The Comptroller’s audits found that DOF not only caused upheavals in condo and coop property values — a determining factor in property taxes — when it changed its formula for calculating them in Fiscal Year 2011-12, but also sparked public shock and confusion by operating in the dark, with no timely warning to the public of the volatility it knew would result. More disturbing perhaps is the audits’ finding that the DOF compounded the drastic swings with inexplicable values it applied to a core group of coop and condo owners, predominantly in Queens, who saw their market values skyrocket.
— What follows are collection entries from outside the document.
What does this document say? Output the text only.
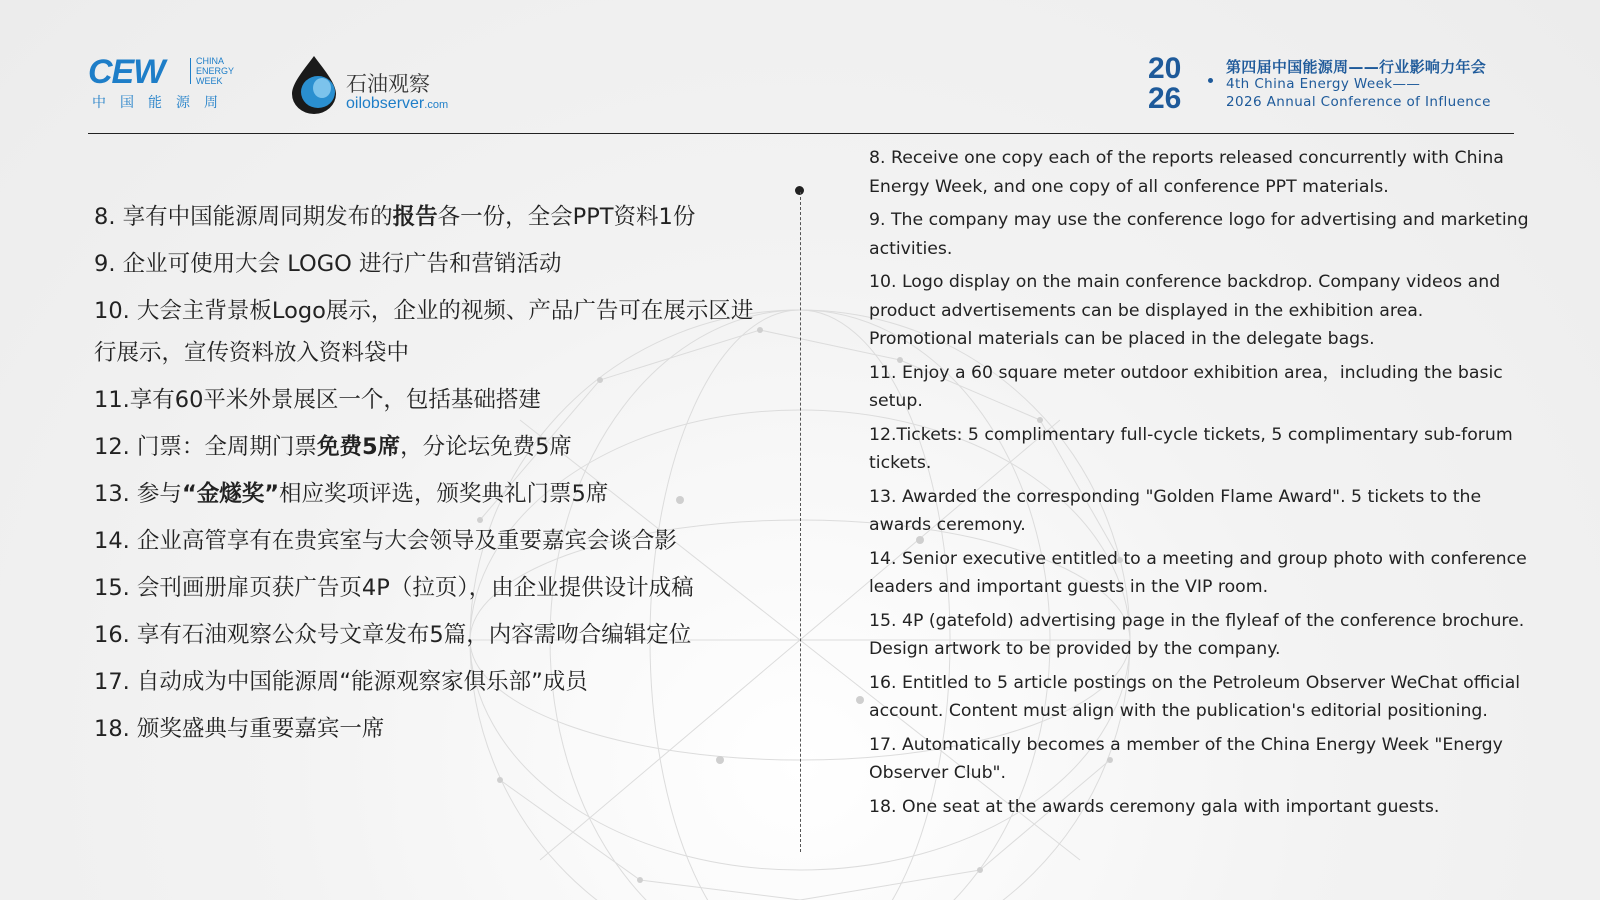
CEW	CHINA
ENERGY
WEEK
中国能源周
石油观察
oilobserver.com
20
26
第四届中国能源周——行业影响力年会
4th China Energy Week——
2026 Annual Conference of Influence
8. 享有中国能源周同期发布的报告各一份，全会PPT资料1份
9. 企业可使用大会 LOGO 进行广告和营销活动
10. 大会主背景板Logo展示，企业的视频、产品广告可在展示区进行展示，宣传资料放入资料袋中
11.享有60平米外景展区一个，包括基础搭建
12. 门票：全周期门票免费5席，分论坛免费5席
13. 参与“金燧奖”相应奖项评选，颁奖典礼门票5席
14. 企业高管享有在贵宾室与大会领导及重要嘉宾会谈合影
15. 会刊画册扉页获广告页4P（拉页），由企业提供设计成稿
16. 享有石油观察公众号文章发布5篇，内容需吻合编辑定位
17. 自动成为中国能源周“能源观察家俱乐部”成员
18. 颁奖盛典与重要嘉宾一席
8. Receive one copy each of the reports released concurrently with China Energy Week, and one copy of all conference PPT materials.
9. The company may use the conference logo for advertising and marketing activities.
10. Logo display on the main conference backdrop. Company videos and product advertisements can be displayed in the exhibition area. Promotional materials can be placed in the delegate bags.
11. Enjoy a 60 square meter outdoor exhibition area，including the basic setup.
12.Tickets: 5 complimentary full-cycle tickets, 5 complimentary sub-forum tickets.
13. Awarded the corresponding "Golden Flame Award". 5 tickets to the awards ceremony.
14. Senior executive entitled to a meeting and group photo with conference leaders and important guests in the VIP room.
15. 4P (gatefold) advertising page in the flyleaf of the conference brochure. Design artwork to be provided by the company.
16. Entitled to 5 article postings on the Petroleum Observer WeChat official account. Content must align with the publication's editorial positioning.
17. Automatically becomes a member of the China Energy Week "Energy Observer Club".
18. One seat at the awards ceremony gala with important guests.
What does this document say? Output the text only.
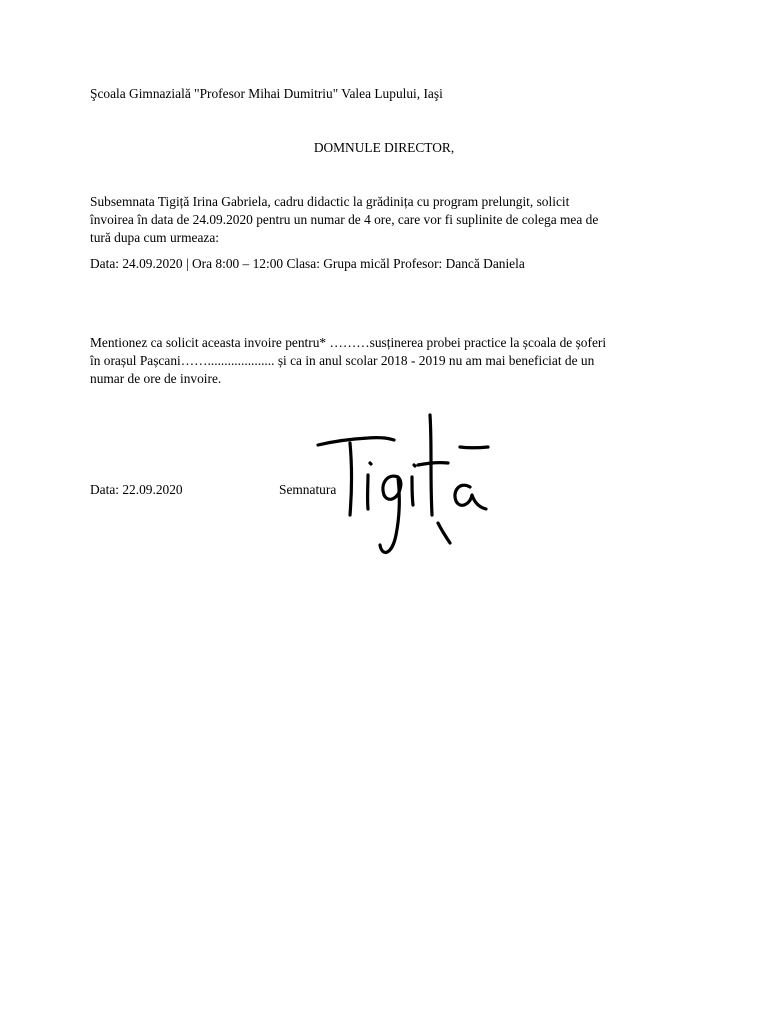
Şcoala Gimnazială "Profesor Mihai Dumitriu" Valea Lupului, Iaşi
DOMNULE DIRECTOR,
Subsemnata Tigiță Irina Gabriela, cadru didactic la grădinița cu program prelungit, solicit
învoirea în data de 24.09.2020 pentru un numar de 4 ore, care vor fi suplinite de colega mea de
tură dupa cum urmeaza:
Data: 24.09.2020 | Ora 8:00 – 12:00 Clasa: Grupa micăl Profesor: Dancă Daniela
Mentionez ca solicit aceasta invoire pentru* ………susținerea probei practice la școala de șoferi
în orașul Pașcani…….................... și ca in anul scolar 2018 - 2019 nu am mai beneficiat de un
numar de ore de invoire.
Data: 22.09.2020	Semnatura
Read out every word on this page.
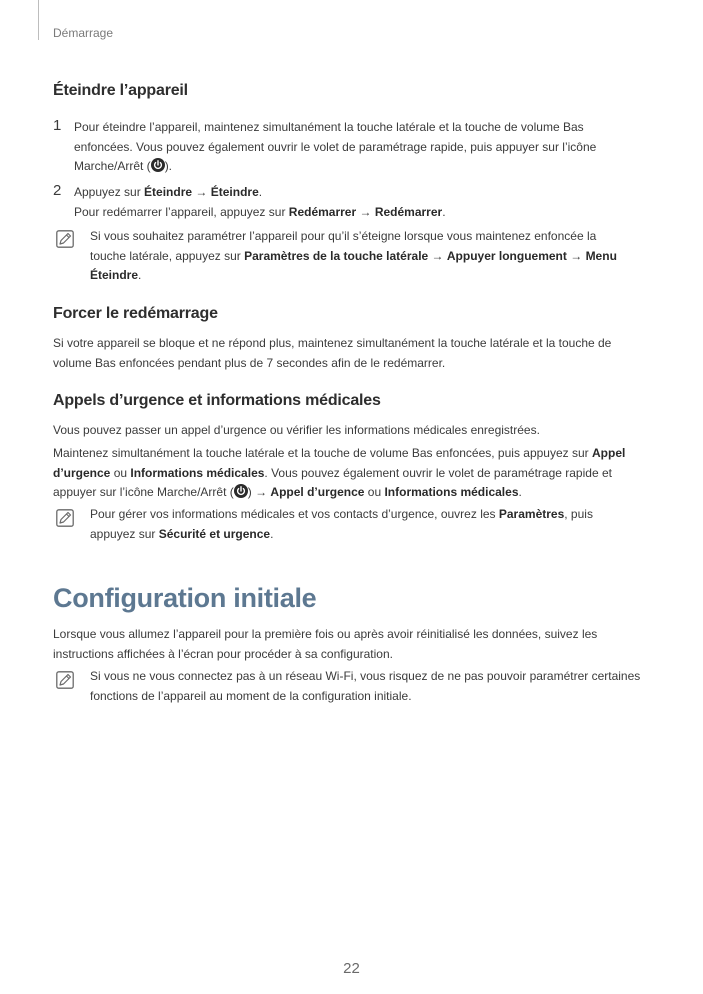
Démarrage
Éteindre l’appareil
1 Pour éteindre l’appareil, maintenez simultanément la touche latérale et la touche de volume Bas
enfoncées. Vous pouvez également ouvrir le volet de paramétrage rapide, puis appuyer sur l’icône
Marche/Arrêt ( ).
2 Appuyez sur Éteindre → Éteindre.
Pour redémarrer l’appareil, appuyez sur Redémarrer → Redémarrer.
Si vous souhaitez paramétrer l’appareil pour qu’il s’éteigne lorsque vous maintenez enfoncée la
touche latérale, appuyez sur Paramètres de la touche latérale → Appuyer longuement → Menu
Éteindre.
Forcer le redémarrage
Si votre appareil se bloque et ne répond plus, maintenez simultanément la touche latérale et la touche de
volume Bas enfoncées pendant plus de 7 secondes afin de le redémarrer.
Appels d’urgence et informations médicales
Vous pouvez passer un appel d’urgence ou vérifier les informations médicales enregistrées.
Maintenez simultanément la touche latérale et la touche de volume Bas enfoncées, puis appuyez sur Appel
d’urgence ou Informations médicales. Vous pouvez également ouvrir le volet de paramétrage rapide et
appuyer sur l’icône Marche/Arrêt ( ) → Appel d’urgence ou Informations médicales.
Pour gérer vos informations médicales et vos contacts d’urgence, ouvrez les Paramètres, puis
appuyez sur Sécurité et urgence.
Configuration initiale
Lorsque vous allumez l’appareil pour la première fois ou après avoir réinitialisé les données, suivez les
instructions affichées à l’écran pour procéder à sa configuration.
Si vous ne vous connectez pas à un réseau Wi-Fi, vous risquez de ne pas pouvoir paramétrer certaines
fonctions de l’appareil au moment de la configuration initiale.
22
“While real estate taxes are an important source of revenue for the City, homeowners should not have to endure the stress of being unable to anticipate their property taxes year to year,” Comptroller Liu said. “DOF’s recent arbitrary decisions will affect many families for years to come and raise serious questions. Even after enormous public outcry, there is still no explanation behind many of the agency’s measurements of market value.”
Numerous complaints about large spikes in residential tax bills prompted the Comptroller’s office to initiate the two audits.